The issue of teacher shortages in the Australian education system is well-documented. The federal government predicts that in 2025 there is a shortfall of around 4100 teachers around the country, while 20% of graduates leave the profession in the first three years. In 2024 there were roughly 1500 unfilled teaching positions in Victoria alone, forcing teachers to take on extra responsibilities, classes to merge, and placing increased pressure on an already strained system. 

This issue is only compounded by teachers moving from public schools to private schools, creating a dearth of staff in the public sector that stems from ever contentious issues of public school funding. A 2023 government report found that only 2% of public schools are fully funded—meaning only 2% actually receive the funding that they are entitled to under agreements with both the state and federal government. In contrast, 98% of private schools are funded above what they are entitled to.
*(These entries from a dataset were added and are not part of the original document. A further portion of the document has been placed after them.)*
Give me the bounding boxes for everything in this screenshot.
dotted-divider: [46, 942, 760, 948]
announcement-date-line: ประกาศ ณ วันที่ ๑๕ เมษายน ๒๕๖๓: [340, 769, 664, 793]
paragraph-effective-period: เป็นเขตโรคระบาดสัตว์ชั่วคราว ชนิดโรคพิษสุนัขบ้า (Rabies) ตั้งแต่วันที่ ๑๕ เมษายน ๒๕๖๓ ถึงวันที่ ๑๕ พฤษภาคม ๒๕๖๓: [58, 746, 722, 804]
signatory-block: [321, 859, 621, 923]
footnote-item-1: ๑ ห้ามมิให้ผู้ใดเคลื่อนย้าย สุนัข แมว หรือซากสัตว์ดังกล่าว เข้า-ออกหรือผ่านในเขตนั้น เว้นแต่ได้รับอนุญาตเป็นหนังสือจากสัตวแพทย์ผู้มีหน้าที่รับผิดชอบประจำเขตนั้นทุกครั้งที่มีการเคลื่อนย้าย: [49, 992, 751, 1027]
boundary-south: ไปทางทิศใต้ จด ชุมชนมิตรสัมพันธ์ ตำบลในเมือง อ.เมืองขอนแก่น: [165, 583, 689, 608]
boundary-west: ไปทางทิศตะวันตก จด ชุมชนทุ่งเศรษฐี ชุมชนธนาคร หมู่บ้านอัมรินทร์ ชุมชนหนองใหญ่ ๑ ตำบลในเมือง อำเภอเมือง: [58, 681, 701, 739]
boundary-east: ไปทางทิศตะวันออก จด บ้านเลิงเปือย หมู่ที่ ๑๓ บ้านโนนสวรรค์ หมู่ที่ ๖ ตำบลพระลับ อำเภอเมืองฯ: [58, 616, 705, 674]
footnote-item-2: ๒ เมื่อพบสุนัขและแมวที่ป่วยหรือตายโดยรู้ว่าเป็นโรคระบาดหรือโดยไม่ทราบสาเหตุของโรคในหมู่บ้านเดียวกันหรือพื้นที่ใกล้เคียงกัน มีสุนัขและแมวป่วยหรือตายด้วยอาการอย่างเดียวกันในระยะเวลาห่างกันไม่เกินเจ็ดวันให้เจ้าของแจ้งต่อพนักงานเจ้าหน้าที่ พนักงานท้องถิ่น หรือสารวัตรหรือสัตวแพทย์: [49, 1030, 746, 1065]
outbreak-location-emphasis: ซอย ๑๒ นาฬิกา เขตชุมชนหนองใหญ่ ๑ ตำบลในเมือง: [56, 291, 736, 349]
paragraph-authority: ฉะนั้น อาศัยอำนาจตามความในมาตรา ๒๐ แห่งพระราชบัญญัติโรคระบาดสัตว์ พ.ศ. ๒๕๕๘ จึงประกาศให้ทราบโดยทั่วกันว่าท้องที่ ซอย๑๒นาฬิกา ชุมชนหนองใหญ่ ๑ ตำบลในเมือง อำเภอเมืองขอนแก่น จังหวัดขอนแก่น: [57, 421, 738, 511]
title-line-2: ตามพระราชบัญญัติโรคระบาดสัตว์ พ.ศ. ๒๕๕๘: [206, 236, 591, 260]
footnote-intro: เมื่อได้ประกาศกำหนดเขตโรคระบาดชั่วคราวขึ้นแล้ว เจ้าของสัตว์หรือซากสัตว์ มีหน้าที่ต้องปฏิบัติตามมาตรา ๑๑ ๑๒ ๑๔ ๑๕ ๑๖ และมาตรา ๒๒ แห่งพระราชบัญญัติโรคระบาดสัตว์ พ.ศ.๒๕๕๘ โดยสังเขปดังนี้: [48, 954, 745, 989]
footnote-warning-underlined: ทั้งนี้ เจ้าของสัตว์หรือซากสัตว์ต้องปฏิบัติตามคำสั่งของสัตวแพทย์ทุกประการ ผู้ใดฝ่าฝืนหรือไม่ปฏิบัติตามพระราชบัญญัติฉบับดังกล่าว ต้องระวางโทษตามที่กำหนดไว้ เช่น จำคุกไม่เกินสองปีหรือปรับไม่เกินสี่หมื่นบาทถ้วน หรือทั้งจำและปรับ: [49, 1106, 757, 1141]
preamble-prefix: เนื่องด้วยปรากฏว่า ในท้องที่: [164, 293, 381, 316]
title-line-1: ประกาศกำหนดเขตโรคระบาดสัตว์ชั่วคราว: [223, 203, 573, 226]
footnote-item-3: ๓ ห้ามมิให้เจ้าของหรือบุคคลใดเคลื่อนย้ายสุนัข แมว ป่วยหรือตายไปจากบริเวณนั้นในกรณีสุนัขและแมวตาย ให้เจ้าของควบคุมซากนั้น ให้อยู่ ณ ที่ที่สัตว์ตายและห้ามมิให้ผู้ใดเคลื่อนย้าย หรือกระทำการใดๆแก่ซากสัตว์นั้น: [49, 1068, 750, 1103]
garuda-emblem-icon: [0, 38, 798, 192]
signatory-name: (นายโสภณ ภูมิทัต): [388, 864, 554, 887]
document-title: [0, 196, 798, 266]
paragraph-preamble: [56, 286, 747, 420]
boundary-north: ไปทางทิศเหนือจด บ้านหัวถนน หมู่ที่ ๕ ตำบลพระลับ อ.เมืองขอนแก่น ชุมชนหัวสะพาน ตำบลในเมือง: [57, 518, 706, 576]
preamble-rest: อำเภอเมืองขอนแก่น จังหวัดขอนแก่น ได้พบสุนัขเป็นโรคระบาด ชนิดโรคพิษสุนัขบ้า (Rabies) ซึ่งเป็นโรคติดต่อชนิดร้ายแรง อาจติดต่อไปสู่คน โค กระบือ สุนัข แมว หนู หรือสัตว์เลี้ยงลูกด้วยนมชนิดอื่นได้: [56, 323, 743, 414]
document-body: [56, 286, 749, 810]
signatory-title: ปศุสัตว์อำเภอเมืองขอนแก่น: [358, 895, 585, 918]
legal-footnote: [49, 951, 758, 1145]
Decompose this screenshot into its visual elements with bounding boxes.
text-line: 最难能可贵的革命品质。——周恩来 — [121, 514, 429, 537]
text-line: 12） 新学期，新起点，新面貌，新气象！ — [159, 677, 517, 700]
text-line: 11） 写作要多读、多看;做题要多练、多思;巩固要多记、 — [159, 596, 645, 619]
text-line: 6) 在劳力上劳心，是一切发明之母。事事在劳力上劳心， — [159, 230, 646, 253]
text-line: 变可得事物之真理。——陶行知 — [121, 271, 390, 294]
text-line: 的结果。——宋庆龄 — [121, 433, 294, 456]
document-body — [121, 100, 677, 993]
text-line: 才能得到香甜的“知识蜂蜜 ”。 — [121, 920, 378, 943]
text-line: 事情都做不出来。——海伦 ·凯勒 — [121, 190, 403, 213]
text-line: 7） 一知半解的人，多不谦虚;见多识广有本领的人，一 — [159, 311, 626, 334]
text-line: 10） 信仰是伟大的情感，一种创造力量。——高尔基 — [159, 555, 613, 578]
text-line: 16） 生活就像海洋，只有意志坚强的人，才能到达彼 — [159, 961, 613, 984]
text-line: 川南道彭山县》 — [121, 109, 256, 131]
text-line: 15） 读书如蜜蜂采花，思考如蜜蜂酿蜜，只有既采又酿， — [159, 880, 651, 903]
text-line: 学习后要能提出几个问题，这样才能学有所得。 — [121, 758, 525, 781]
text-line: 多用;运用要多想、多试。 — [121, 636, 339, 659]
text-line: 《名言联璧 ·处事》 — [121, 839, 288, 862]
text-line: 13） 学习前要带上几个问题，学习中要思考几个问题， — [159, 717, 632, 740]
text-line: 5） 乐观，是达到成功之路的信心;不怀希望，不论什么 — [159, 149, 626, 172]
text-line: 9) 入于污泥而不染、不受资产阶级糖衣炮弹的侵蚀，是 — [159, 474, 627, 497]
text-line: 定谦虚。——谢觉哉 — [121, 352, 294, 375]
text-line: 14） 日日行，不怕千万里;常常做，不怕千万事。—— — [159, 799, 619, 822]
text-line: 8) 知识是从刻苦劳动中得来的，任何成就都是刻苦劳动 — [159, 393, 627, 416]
The impact of all this on student outcomes is no less than what might be expected. The latest NAPLAN results show that 1 in 3 Australian students are not meeting basic literacy and numeracy standards, with the effect of school underfunding disproportionately impacting rural students and Indigenous Australian students—a reflection of how inequity in the system negatively impacts overall outcomes. On an international level, results from the international assessment PISA in 2022 has shown that Australian students are up to a year behind compared to students in 2000 in areas such as science, reading, and maths, although, perhaps comfortingly, Australia’s position amongst the OECD countries has remained steady for the past seven years.

The consequences for productivity

Educational outcomes are essential for future labour productivity. This is especially the case in a world where technology is minimising the prevalence of manual work in favour of non-routine, cognitive jobs. The economy is, therefore, increasingly demanding of its workers’ higher-order thinking skills as well as their ability to adapt to jobs yet to be created. 

Already the past 30 years have shown the importance of education in lifting labour productivity—the Productivity Commission estimates that 20% of productivity gains since 1994 have been due to increased labour quality, which is reflected in workers’ skill and experience. This is because higher educational outcomes have been associated with not only improved general skills—literacy, numeracy, cooperation, communication, decision making, critical thinking—but also increased innovation, which in turn leads to improved multifactor productivity, in which more capable labor operates capital more productively.

In December 2024, the federal government tasked the Productivity Commission with five inquiries aimed at investigating ways to improve productivity, one of which is building a more skilled and adaptive workforce, beginning with improving student educational outcomes. The need for such an inquiry is clear; it is only by increasing economic output per unit of economic input that Australia retains or improves its international competitiveness, increases its productive capacity, sustains wages growth, and ultimately achieves sustainable economic growth in the longer term. And if educational outcomes stagnate, or even start to fall, due to a leaky education system, the quality of tomorrow’s human capital—the social and economic value of a person’s abilities—will fall behind that of other countries, and, with it, our ability to fully harness the technologies of tomorrow. 

Conclusion

Nobel laureate Paul Krugman once said, “Productivity isn’t everything, but in the long run, it’s almost everything.” This statement is rooted in the fundamentals of macroeconomics: higher output per unit of inputs means an increase in an economy’s productive capacity; lower unit labour costs mean real wages can grow without inflationary pressures; and, together, the two outcomes lay a foundation for strong and sustainable economic growth and, ultimately, higher living standards.

Education is not the only factor affecting productivity growth—it is one of many. But the issues plaguing the underlying education system are also clear, structural, and need to be addressed. Otherwise, the economy’s supply of skilled, enterprising, problem-solving labour is under threat—and with it, the possibility of sustained productivity growth.